Meski begitu, mereka sudah punya rencana lainnya untuk terus memperjuangkan penghapusan frasa ini.
1. Alasan Mahkamah
MK menolak membatalkan syarat "sudah pernah kawin" sebagai salah satu kondisi seseorang dapat dinyatakan sebagai pemilih dalam pemilihan kepala daerah (pilkada).
Persyaratan tersebut dimuat dalam Undang-Undang Nomor 8 Tahun 2015 tentang Pilkada, khususnya Pasal 1 ayat 6.
Pasal tersebut berbunyi, "pemilih adalah penduduk yang berusia paling rendah 17 tahun atau sudah/pernah kawin yang terdaftar dalam pemilihan".

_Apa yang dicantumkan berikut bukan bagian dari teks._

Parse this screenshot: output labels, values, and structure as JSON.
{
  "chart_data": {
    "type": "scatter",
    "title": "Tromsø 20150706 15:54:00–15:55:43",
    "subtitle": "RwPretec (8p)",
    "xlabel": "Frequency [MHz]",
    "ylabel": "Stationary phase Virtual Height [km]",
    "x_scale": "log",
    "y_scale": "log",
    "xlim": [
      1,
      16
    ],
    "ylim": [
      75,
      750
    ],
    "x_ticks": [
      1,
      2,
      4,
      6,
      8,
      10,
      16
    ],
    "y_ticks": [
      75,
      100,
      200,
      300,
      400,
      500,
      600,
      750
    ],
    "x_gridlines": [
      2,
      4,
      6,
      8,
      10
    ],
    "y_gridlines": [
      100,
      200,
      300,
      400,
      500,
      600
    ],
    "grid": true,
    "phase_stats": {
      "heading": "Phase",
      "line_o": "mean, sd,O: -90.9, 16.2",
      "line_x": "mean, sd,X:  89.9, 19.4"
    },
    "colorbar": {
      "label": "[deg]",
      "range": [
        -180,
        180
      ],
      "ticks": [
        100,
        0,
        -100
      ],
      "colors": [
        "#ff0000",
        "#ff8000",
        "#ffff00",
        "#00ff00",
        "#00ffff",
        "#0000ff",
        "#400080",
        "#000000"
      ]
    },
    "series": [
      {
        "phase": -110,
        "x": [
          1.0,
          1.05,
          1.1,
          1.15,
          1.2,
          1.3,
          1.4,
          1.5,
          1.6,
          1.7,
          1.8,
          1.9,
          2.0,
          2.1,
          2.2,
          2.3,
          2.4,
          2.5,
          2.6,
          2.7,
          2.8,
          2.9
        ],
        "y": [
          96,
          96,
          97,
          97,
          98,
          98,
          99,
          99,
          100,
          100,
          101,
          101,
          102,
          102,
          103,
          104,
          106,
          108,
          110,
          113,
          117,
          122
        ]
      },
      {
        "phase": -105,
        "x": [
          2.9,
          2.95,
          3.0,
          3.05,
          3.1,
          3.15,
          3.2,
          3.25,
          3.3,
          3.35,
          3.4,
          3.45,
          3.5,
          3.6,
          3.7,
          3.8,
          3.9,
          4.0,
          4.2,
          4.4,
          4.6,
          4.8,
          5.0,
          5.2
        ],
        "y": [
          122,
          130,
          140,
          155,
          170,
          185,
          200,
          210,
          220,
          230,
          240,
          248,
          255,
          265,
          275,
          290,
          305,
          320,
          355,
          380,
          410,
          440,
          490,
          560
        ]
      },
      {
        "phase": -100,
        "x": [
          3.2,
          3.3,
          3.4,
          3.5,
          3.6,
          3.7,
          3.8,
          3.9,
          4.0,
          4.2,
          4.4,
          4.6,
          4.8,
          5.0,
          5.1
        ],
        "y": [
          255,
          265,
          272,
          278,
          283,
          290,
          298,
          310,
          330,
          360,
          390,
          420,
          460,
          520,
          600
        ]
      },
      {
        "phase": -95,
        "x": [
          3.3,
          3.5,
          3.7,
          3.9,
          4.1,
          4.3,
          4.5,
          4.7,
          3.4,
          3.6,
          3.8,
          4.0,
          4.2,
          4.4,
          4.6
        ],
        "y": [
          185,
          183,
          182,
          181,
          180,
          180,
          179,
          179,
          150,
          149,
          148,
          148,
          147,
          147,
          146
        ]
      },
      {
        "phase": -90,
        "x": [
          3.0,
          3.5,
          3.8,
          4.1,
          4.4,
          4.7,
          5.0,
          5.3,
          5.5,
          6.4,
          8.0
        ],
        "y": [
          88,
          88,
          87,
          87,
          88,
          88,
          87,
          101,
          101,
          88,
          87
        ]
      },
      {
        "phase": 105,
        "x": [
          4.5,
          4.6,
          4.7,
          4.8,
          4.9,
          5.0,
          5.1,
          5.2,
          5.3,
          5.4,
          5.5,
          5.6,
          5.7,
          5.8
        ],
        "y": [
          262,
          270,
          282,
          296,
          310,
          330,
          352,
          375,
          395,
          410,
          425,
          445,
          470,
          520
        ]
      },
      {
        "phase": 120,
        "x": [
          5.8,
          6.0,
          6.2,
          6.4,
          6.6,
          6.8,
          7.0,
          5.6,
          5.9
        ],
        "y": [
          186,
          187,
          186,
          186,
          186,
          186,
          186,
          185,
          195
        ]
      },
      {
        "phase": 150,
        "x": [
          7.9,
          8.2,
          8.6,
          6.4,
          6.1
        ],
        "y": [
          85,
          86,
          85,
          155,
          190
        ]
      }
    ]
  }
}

"Menolak permohonan pemohon untuk seluruhnya," kata Hakim Ketua Anwar Usman saat sidang pembacaan putusan yang digelar di Gedung MK, Jakarta Pusat, Rabu (29/1/2020).
Mahkamah berpandangan, gugatan yang dimohonkan oleh (Perludem) bersama Koalisi Perempuan Indonesia itu tidak beralasan menurut hukum.
Dalil pemohon yang menyebutkan bahwa syarat tersebut menimbulkan ketidakadilan, oleh Mahkamah dipandang tidak tepat.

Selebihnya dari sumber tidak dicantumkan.